Sanificazione da legionella in via Casletti a Como: l’intervento in un condominio della città. La segnalazione al momento è circoscritta soltanto a una zona del capoluogo lariano e, fa sapere Ats Insubria, non ci sono pazienti ricoverati. Ma andiamo con ordine.
Como, al via la sanificazione da legionella in via Casletti
I residenti del condominio in cui è iniziata la sanificazione dell’impianto hanno già ricevuto un apposito vademecum e sono stati avvisati che – almeno per un mese – non dovranno bere acqua dal rubinetto, né calda né fredda, “non perché contaminata – si precisa nell’avviso riportato dai condomini – ma perché sottoposta a sanificazione chimica”. L’acqua fredda potrà però essere usata per cucinare. E ancora: “Si raccomanda di far scorrere almeno 5 minuti tutti i giorni l’acqua calda da cucina e bagni e – si legge nell’avviso – di provvedere agli adempimenti per la pulizia e la sanificazione delle componenti private”, come i rubinetti, la doccetta o il soffione della doccia.

Per Elisabetta Patelli, portavoce regionale di Europa Verde, si tratta di “una situazione preoccupante” di fronte alla quale è necessario intervenire tempestivamente.
Le rassicurazioni di Ats Insubria: “Più segnalazioni perché aumenta la capacità di diagnosi e monitoraggio”
L’esponente comasca dei verdi chiede chiarezza e maggiori controlli, ma intanto da Ats Insubria arrivano rassicurazioni. “Negli ultimi anni – fanno sapere – il miglioramento delle capacità diagnostiche da parte di medici e laboratori ha reso più efficace l’individuazione della legionella”. Un progresso, spiegano ancora, che “ha portato a una segnalazione più frequente dei casi su tutto il territorio nazionale, compreso quello di Ats Insubria”.

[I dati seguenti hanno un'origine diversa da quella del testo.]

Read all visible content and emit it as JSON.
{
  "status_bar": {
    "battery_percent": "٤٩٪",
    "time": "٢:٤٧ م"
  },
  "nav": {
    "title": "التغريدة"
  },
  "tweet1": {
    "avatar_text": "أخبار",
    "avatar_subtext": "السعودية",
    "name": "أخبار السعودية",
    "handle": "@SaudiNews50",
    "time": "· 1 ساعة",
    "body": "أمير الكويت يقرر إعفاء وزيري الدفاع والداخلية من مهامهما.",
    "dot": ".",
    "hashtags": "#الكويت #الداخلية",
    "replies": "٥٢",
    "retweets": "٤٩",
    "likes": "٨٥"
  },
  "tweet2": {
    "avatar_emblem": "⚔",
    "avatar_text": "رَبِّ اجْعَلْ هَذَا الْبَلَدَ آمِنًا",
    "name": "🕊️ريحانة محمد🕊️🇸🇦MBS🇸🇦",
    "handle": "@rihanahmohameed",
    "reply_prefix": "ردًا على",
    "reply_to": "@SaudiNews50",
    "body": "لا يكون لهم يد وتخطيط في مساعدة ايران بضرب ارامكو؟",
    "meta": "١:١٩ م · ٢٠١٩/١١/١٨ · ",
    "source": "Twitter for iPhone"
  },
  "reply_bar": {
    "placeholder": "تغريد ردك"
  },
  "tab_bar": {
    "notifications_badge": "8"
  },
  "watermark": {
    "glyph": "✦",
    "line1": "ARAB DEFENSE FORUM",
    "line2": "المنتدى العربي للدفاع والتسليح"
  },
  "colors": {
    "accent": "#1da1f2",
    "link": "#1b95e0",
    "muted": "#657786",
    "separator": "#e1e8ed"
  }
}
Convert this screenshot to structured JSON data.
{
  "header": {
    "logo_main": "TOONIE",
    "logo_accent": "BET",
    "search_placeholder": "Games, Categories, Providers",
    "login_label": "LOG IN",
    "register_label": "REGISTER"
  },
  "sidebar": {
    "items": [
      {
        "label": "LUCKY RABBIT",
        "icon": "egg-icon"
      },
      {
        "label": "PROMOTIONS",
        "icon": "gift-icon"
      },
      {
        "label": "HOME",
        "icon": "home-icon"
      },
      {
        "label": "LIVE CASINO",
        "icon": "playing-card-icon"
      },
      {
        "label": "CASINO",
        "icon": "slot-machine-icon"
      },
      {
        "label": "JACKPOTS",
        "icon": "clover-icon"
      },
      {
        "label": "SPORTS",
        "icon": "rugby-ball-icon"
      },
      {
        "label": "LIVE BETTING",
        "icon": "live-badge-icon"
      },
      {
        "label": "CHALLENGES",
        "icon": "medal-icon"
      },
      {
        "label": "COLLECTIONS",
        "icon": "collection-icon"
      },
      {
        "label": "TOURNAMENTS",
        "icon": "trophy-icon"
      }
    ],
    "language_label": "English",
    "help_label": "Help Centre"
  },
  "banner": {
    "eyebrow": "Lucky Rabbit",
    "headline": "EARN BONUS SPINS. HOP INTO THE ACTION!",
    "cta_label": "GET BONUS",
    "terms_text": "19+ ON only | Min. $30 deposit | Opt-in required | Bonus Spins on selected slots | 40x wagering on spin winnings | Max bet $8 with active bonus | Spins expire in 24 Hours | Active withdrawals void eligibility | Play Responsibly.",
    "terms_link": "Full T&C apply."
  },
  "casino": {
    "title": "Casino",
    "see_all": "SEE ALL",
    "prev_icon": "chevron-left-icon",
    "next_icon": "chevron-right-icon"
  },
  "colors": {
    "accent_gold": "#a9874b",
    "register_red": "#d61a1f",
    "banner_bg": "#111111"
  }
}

Al contempo, “nei condomini sono stati introdotti sistemi di autocontrollo che prevedono verifiche periodiche sugli impianti idrici”. Misure che “permettono di intercettare tempestivamente eventuali criticità e di intervenire con operazioni mirate di sanificazione, riducendo così il rischio di diffusione del batterio”, aggiungono dall’Ats.
In sintesi: “L’aumento delle segnalazioni di rilevazione di legionella è legato principalmente alla maggiore capacità di diagnosi e monitoraggio”, ma questo non corrisponde necessariamente a casi accertati di Legionellosi. Poi l’appello a cittadini e amministratori condominiali per “attenersi alle buone pratiche di manutenzione degli impianti idrici, termo-idraulici e di condizionamento. Una corretta prevenzione – sottolineano da Ats Insubria – rappresenta lo strumento più efficace per garantire la sicurezza e la tutela della salute pubblica”.